On this page, you can choose a name for your part. For example, someone might call his People-Pleasing Part “the Yes Man.”

On the Image Page, you can choose an image of what your part looks like. You can choose from a series of images or upload your own (perhaps after finding it on Google Images), or you can type in a description of the image you have in your mind.

The Thoughts Page lists various thoughts associated with this pattern, which are the statements that this part might make. For example, a People-Pleasing Part might think, “Even if I feel differently from my partner or friend, it isn’t worth disagreeing.”

Triggers Page. A pattern can be triggered all the time or only under certain circumstances. For example, a person might have their People-Pleasing Pattern activated when someone seems upset with them or when they are around judgmental people. The Triggers Page helps you explore when your pattern tends to be triggered, to give you a better idea of how strong and pervasive it is.

The Motivation Page lists common motivations behind this pattern, such as fears, desires, or inner conflicts. For example, one motivation for People-Pleasing is: “I am afraid of being rejected if I don’t please people or if I assert myself.” These motivations constitute the underlying psychological dynamics behind the pattern. You are likely to have more than one of these motivations. Even if the motivations aren’t completely conscious, you will likely be able to intuit which of the options that are listed seem right for you. You check off as many as apply.

The motivations that you check off on this page determine your options in Stages 2 and 4. So if you get to Stage 2 or 4 and determine that the existing options don’t seem right, you may need to go back to this page and check off more motivations.

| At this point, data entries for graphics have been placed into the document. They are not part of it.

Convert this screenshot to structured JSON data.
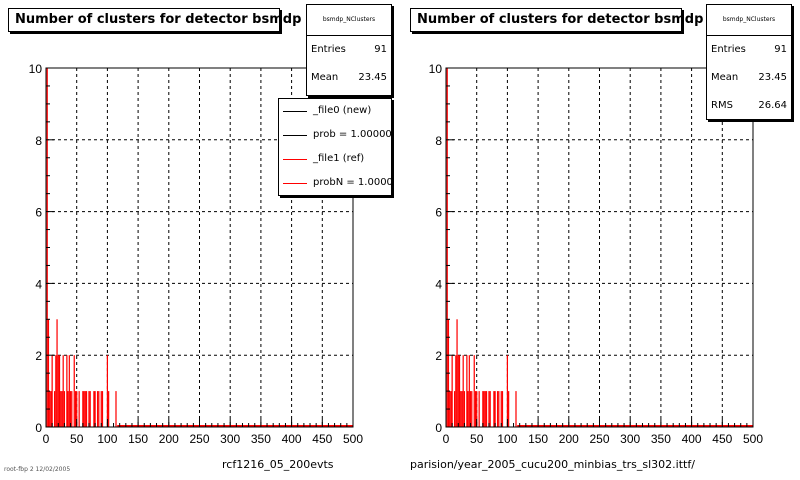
{
  "footer": {
    "left_label": "rcf1216_05_200evts",
    "right_label": "parision/year_2005_cucu200_minbias_trs_sl302.ittf/",
    "corner_label": "root-fbp 2 12/02/2005"
  },
  "stats": {
    "left": {
      "name": "bsmdp_NClusters",
      "entries_label": "Entries",
      "entries": "91",
      "mean_label": "Mean",
      "mean": "23.45"
    },
    "right": {
      "name": "bsmdp_NClusters",
      "entries_label": "Entries",
      "entries": "91",
      "mean_label": "Mean",
      "mean": "23.45",
      "rms_label": "RMS",
      "rms": "26.64"
    }
  },
  "legend": {
    "entries": [
      {
        "label": "_file0 (new)",
        "color": "#000000"
      },
      {
        "label": "prob = 1.000000",
        "color": "#000000"
      },
      {
        "label": "_file1 (ref)",
        "color": "#ff0000"
      },
      {
        "label": "probN = 1.000000",
        "color": "#ff0000"
      }
    ]
  },
  "colors": {
    "hist": "#ff0000",
    "axis": "#000000",
    "grid": "#000000"
  },
  "chart_data": [
    {
      "type": "bar",
      "title": "Number of clusters for detector bsmdp",
      "xlim": [
        0,
        500
      ],
      "ylim": [
        0,
        10
      ],
      "xticks": [
        0,
        50,
        100,
        150,
        200,
        250,
        300,
        350,
        400,
        450,
        500
      ],
      "yticks": [
        0,
        2,
        4,
        6,
        8,
        10
      ],
      "grid": true,
      "bin_width": 2,
      "x": [
        2,
        4,
        6,
        8,
        10,
        12,
        14,
        16,
        18,
        20,
        22,
        24,
        26,
        28,
        30,
        32,
        34,
        36,
        38,
        40,
        42,
        44,
        46,
        48,
        50,
        52,
        54,
        56,
        58,
        60,
        62,
        64,
        66,
        68,
        70,
        72,
        74,
        76,
        78,
        80,
        82,
        84,
        86,
        88,
        90,
        92,
        94,
        96,
        98,
        100,
        102,
        104,
        106,
        108,
        110,
        112,
        114,
        116
      ],
      "values": [
        10,
        3,
        1,
        1,
        2,
        0,
        1,
        2,
        3,
        2,
        2,
        1,
        1,
        2,
        1,
        0,
        2,
        1,
        2,
        1,
        1,
        0,
        2,
        1,
        1,
        0,
        1,
        0,
        0,
        1,
        1,
        1,
        1,
        0,
        1,
        1,
        0,
        0,
        1,
        1,
        0,
        1,
        1,
        0,
        1,
        1,
        0,
        0,
        0,
        2,
        1,
        0,
        0,
        0,
        0,
        0,
        1,
        0
      ]
    },
    {
      "type": "bar",
      "title": "Number of clusters for detector bsmdp",
      "xlim": [
        0,
        500
      ],
      "ylim": [
        0,
        10
      ],
      "xticks": [
        0,
        50,
        100,
        150,
        200,
        250,
        300,
        350,
        400,
        450,
        500
      ],
      "yticks": [
        0,
        2,
        4,
        6,
        8,
        10
      ],
      "grid": true,
      "bin_width": 2,
      "x": [
        2,
        4,
        6,
        8,
        10,
        12,
        14,
        16,
        18,
        20,
        22,
        24,
        26,
        28,
        30,
        32,
        34,
        36,
        38,
        40,
        42,
        44,
        46,
        48,
        50,
        52,
        54,
        56,
        58,
        60,
        62,
        64,
        66,
        68,
        70,
        72,
        74,
        76,
        78,
        80,
        82,
        84,
        86,
        88,
        90,
        92,
        94,
        96,
        98,
        100,
        102,
        104,
        106,
        108,
        110,
        112,
        114,
        116
      ],
      "values": [
        10,
        3,
        1,
        1,
        2,
        0,
        1,
        2,
        3,
        2,
        2,
        1,
        1,
        2,
        1,
        0,
        2,
        1,
        2,
        1,
        1,
        0,
        2,
        1,
        1,
        0,
        1,
        0,
        0,
        1,
        1,
        1,
        1,
        0,
        1,
        1,
        0,
        0,
        1,
        1,
        0,
        1,
        1,
        0,
        1,
        1,
        0,
        0,
        0,
        2,
        1,
        0,
        0,
        0,
        0,
        0,
        1,
        0
      ]
    }
  ]
}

The Report Page contains a customized report on your pattern, which is a compilation of all the information you have entered about it. You can make changes or add items to the checklists as you read through the report. The report is also accessible from your Dashboard (see Chapter 8).

Reports can be printed out or accessed from a computer, tablet, or smartphone. In the lower left corner of each page are two icons. The pdf icon creates an exact pdf of that page. The printer icon prints a report in a more readable form without the left and right columns.

Practice Page. At the end of each stage, it is a good idea to take a break, get up from your computer, move around and stretch, or do whatever helps you relax. You might want to jot down some sentences or a poem, make a drawing, or journal more fully about your experience. You may even want to end the session at this point and start on the next stage at a different time.